The number suggests that the lockdown-induced loss of livelihood is still affecting people of rural Bengal.
A total of 2.21 crore visited 21,057 camps set up between December 1 and January 18 across the state and 10,10,224 people applied for job cards. The volume of applications suggests more than one million people are desperate for a livelihood even after the lockdown had lifted. In April-May last year, during lockdown, the government received 2.2 lakh application for job cards.
During the lockdown necessitated by Covid-19 pandemic, Bengal received 14 lakh migrant workers out of estimated 22 lakh.
Sources in the state secretariat said it appears most of the applicants are migrant workers who were forced to come back to their home state during lockdown and failed to get back their jobs. “Many of the migrants informed the local administration in districts that they could not go back to their workplaces because operation at those places came to a halt,” said an official of the state government.
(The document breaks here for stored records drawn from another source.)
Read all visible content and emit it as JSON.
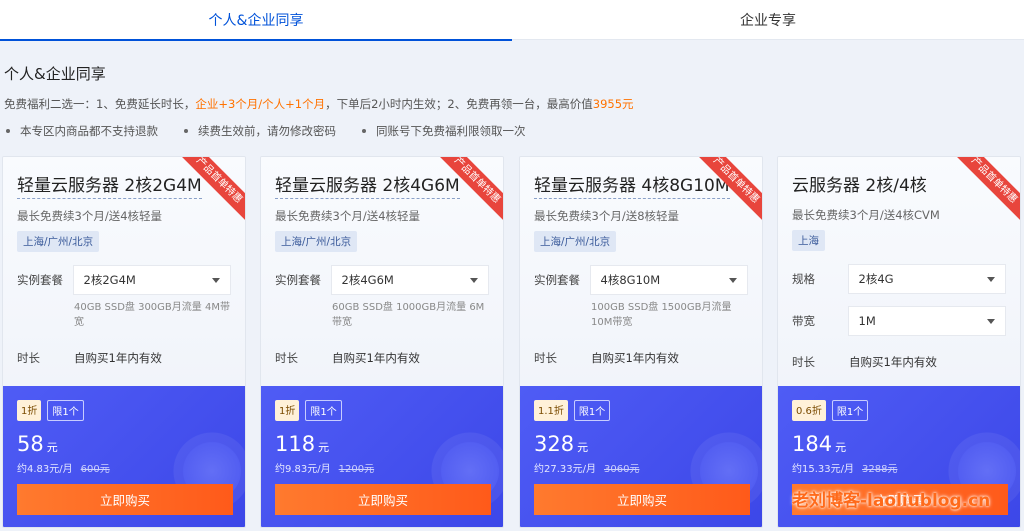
{
  "tabs": [
    {
      "label": "个人&企业同享",
      "active": true
    },
    {
      "label": "企业专享",
      "active": false
    }
  ],
  "section_title": "个人&企业同享",
  "benefit": {
    "prefix": "免费福利二选一：1、免费延长时长，",
    "highlight1": "企业+3个月/个人+1个月",
    "middle": "，下单后2小时内生效；2、免费再领一台，最高价值",
    "highlight2": "3955元"
  },
  "notes": [
    "本专区内商品都不支持退款",
    "续费生效前，请勿修改密码",
    "同账号下免费福利限领取一次"
  ],
  "ribbon_text": "产品首单特惠",
  "cards": [
    {
      "title": "轻量云服务器 2核2G4M",
      "subtitle": "最长免费续3个月/送4核轻量",
      "region": "上海/广州/北京",
      "spec_label": "实例套餐",
      "spec_value": "2核2G4M",
      "spec_desc": "40GB SSD盘 300GB月流量 4M带宽",
      "duration_label": "时长",
      "duration_value": "自购买1年内有效",
      "discount": "1折",
      "limit": "限1个",
      "price": "58",
      "price_unit": "元",
      "monthly": "约4.83元/月",
      "original": "600元",
      "buy_label": "立即购买"
    },
    {
      "title": "轻量云服务器 2核4G6M",
      "subtitle": "最长免费续3个月/送4核轻量",
      "region": "上海/广州/北京",
      "spec_label": "实例套餐",
      "spec_value": "2核4G6M",
      "spec_desc": "60GB SSD盘 1000GB月流量 6M带宽",
      "duration_label": "时长",
      "duration_value": "自购买1年内有效",
      "discount": "1折",
      "limit": "限1个",
      "price": "118",
      "price_unit": "元",
      "monthly": "约9.83元/月",
      "original": "1200元",
      "buy_label": "立即购买"
    },
    {
      "title": "轻量云服务器 4核8G10M",
      "subtitle": "最长免费续3个月/送8核轻量",
      "region": "上海/广州/北京",
      "spec_label": "实例套餐",
      "spec_value": "4核8G10M",
      "spec_desc": "100GB SSD盘 1500GB月流量 10M带宽",
      "duration_label": "时长",
      "duration_value": "自购买1年内有效",
      "discount": "1.1折",
      "limit": "限1个",
      "price": "328",
      "price_unit": "元",
      "monthly": "约27.33元/月",
      "original": "3060元",
      "buy_label": "立即购买"
    },
    {
      "title": "云服务器 2核/4核",
      "subtitle": "最长免费续3个月/送4核CVM",
      "region": "上海",
      "spec_label": "规格",
      "spec_value": "2核4G",
      "bw_label": "带宽",
      "bw_value": "1M",
      "duration_label": "时长",
      "duration_value": "自购买1年内有效",
      "discount": "0.6折",
      "limit": "限1个",
      "price": "184",
      "price_unit": "元",
      "monthly": "约15.33元/月",
      "original": "3288元",
      "buy_label": "立即购买"
    }
  ],
  "watermark": "老刘博客-laoliublog.cn",
  "colors": {
    "accent": "#0052d9",
    "highlight": "#ff7200",
    "price_panel": "#4552ef",
    "buy_button": "#ff6a22",
    "ribbon": "#e8453c"
  }
}
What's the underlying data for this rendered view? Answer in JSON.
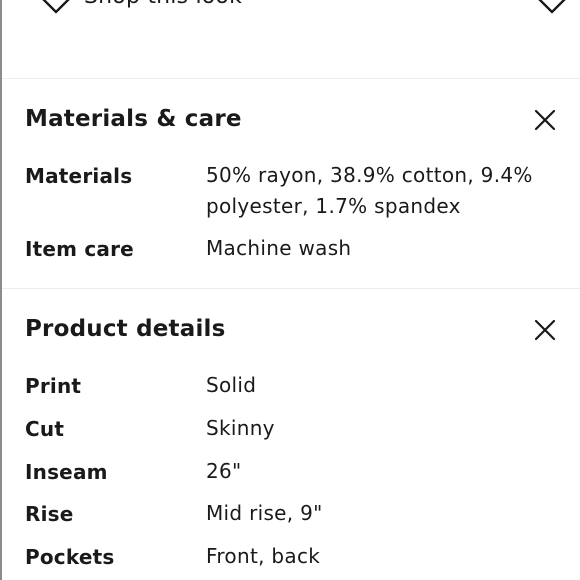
{
  "header": {
    "shop_label": "Shop this look"
  },
  "materials_care": {
    "title": "Materials & care",
    "rows": [
      {
        "label": "Materials",
        "value": "50% rayon, 38.9% cotton, 9.4% polyester, 1.7% spandex"
      },
      {
        "label": "Item care",
        "value": "Machine wash"
      }
    ]
  },
  "product_details": {
    "title": "Product details",
    "rows": [
      {
        "label": "Print",
        "value": "Solid"
      },
      {
        "label": "Cut",
        "value": "Skinny"
      },
      {
        "label": "Inseam",
        "value": "26\""
      },
      {
        "label": "Rise",
        "value": "Mid rise, 9\""
      },
      {
        "label": "Pockets",
        "value": "Front, back"
      }
    ]
  },
  "icons": {
    "tag": "tag-icon",
    "close": "close-icon"
  }
}
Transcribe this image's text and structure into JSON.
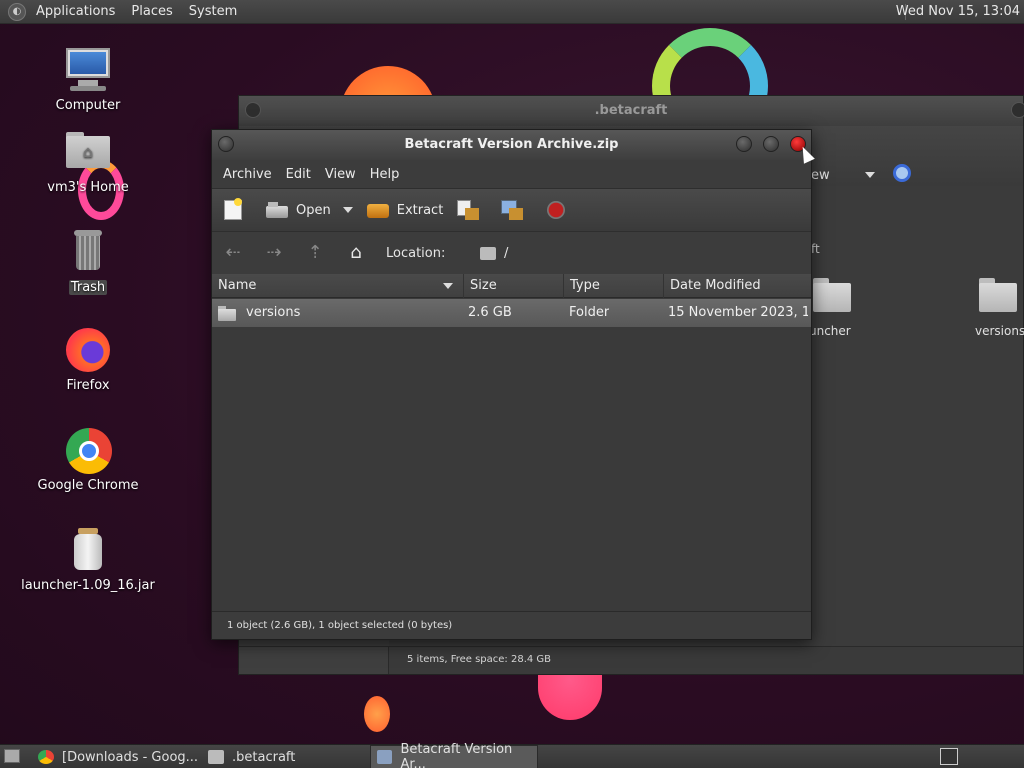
{
  "top_panel": {
    "menu": [
      "Applications",
      "Places",
      "System"
    ],
    "clock": "Wed Nov 15, 13:04"
  },
  "desktop_icons": [
    {
      "label": "Computer",
      "icon": "computer-icon"
    },
    {
      "label": "vm3's Home",
      "icon": "home-folder-icon"
    },
    {
      "label": "Trash",
      "icon": "trash-icon"
    },
    {
      "label": "Firefox",
      "icon": "firefox-icon"
    },
    {
      "label": "Google Chrome",
      "icon": "chrome-icon"
    },
    {
      "label": "launcher-1.09_16.jar",
      "icon": "jar-icon"
    }
  ],
  "back_window": {
    "title": ".betacraft",
    "view_label": "ew",
    "partial_path": "ft",
    "items": [
      "uncher",
      "versions"
    ],
    "status": "5 items, Free space: 28.4 GB"
  },
  "front_window": {
    "title": "Betacraft Version Archive.zip",
    "menu": [
      "Archive",
      "Edit",
      "View",
      "Help"
    ],
    "toolbar": {
      "open_label": "Open",
      "extract_label": "Extract"
    },
    "location_label": "Location:",
    "location_value": "/",
    "columns": [
      "Name",
      "Size",
      "Type",
      "Date Modified"
    ],
    "rows": [
      {
        "name": "versions",
        "size": "2.6 GB",
        "type": "Folder",
        "date": "15 November 2023, 1..."
      }
    ],
    "status": "1 object (2.6 GB), 1 object selected (0 bytes)"
  },
  "taskbar": {
    "tasks": [
      {
        "label": "[Downloads - Goog...",
        "icon": "chrome-icon"
      },
      {
        "label": ".betacraft",
        "icon": "folder-icon"
      },
      {
        "label": "Betacraft Version Ar...",
        "icon": "archive-icon"
      }
    ]
  },
  "colors": {
    "close_button": "#d01818",
    "wallpaper": "#2a0c22",
    "selected_row": "#606060"
  }
}
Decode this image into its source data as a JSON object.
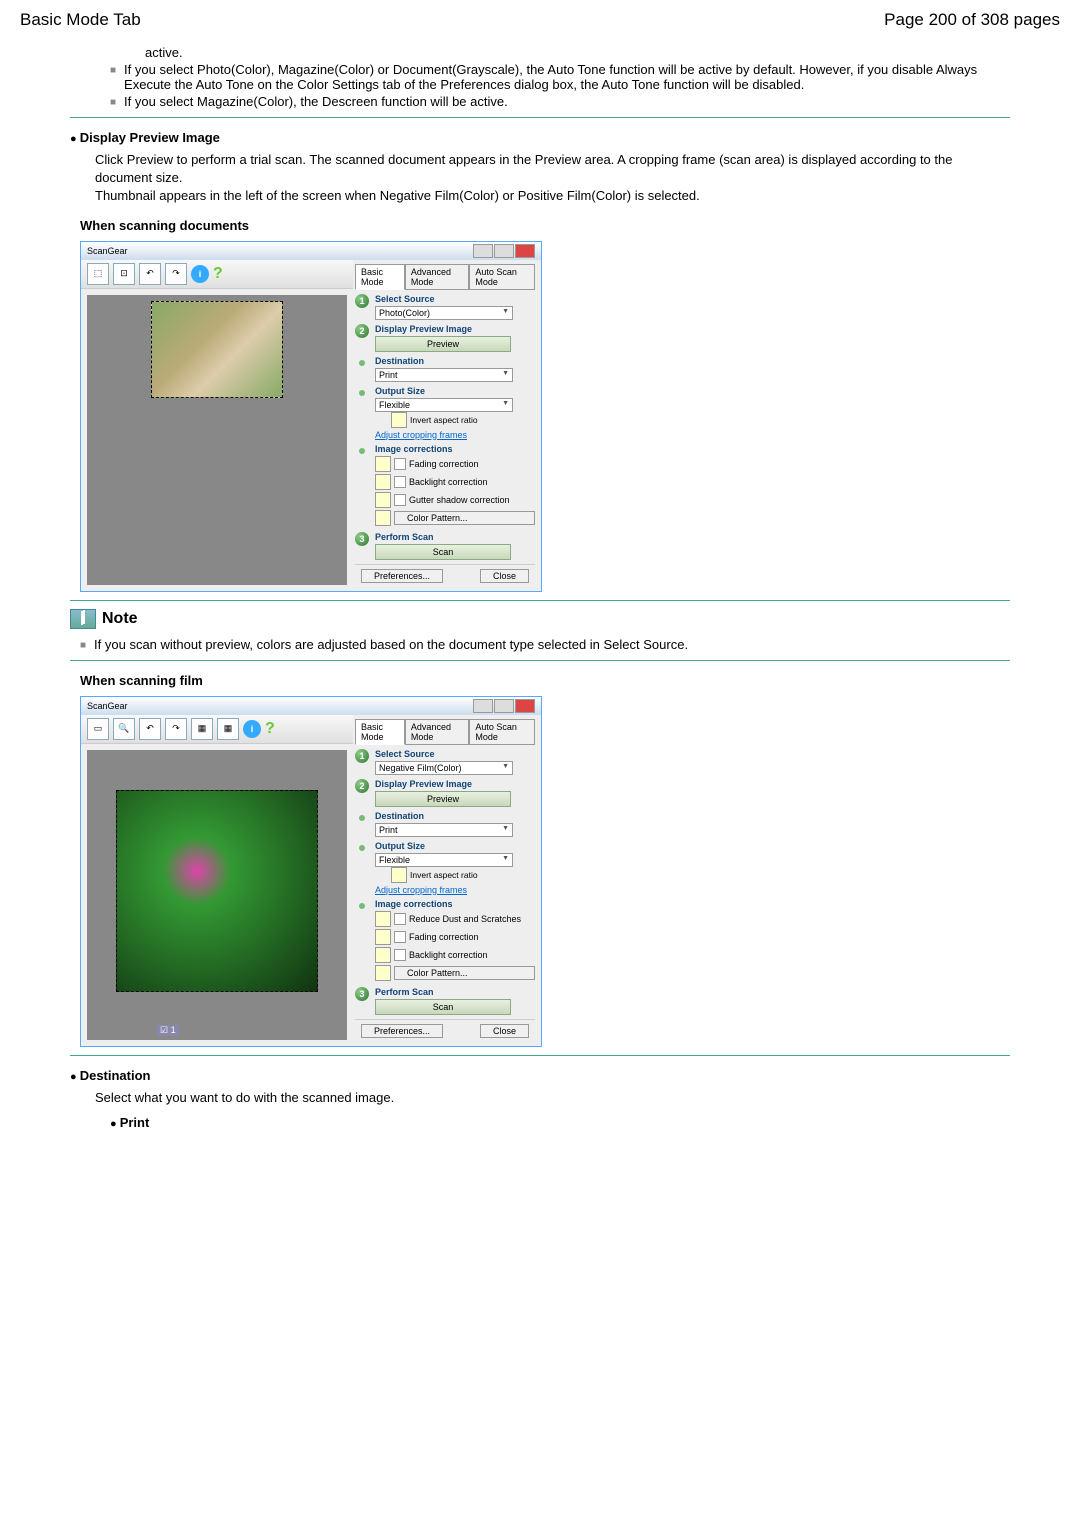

“Around 3.81 migrant workers were issued new job cards since April, 2020. None of the migrant workers had enlisted their names in the existing family job cards. Issuing such volume of new job cards indicates the problem is deeper. As they applied for new job cards, it is assumed that they found no hope in near future in their workplace,” said the official.
It is clear that the migrant workers did not apply before the lockdown and they faced trouble to earn livelihood in the post lockdown period.
The state government has a total of 1.39 crore job cards under the MGNREGA scheme since it was launched in 2007. The state has already created 34 crore man days under the scheme exceeding the initial approved target of 22 crore mandays.
“Other than migrant labourers, a section of workers in rural Bengal lost their livelihood after the lockdown. Some of them were running small shops which are not securing their bread and butter. Some were working with some local units such as rice mills and lost their jobs in the post-lockdown period as the mills are being run with lesser employees,” said another official of the state government.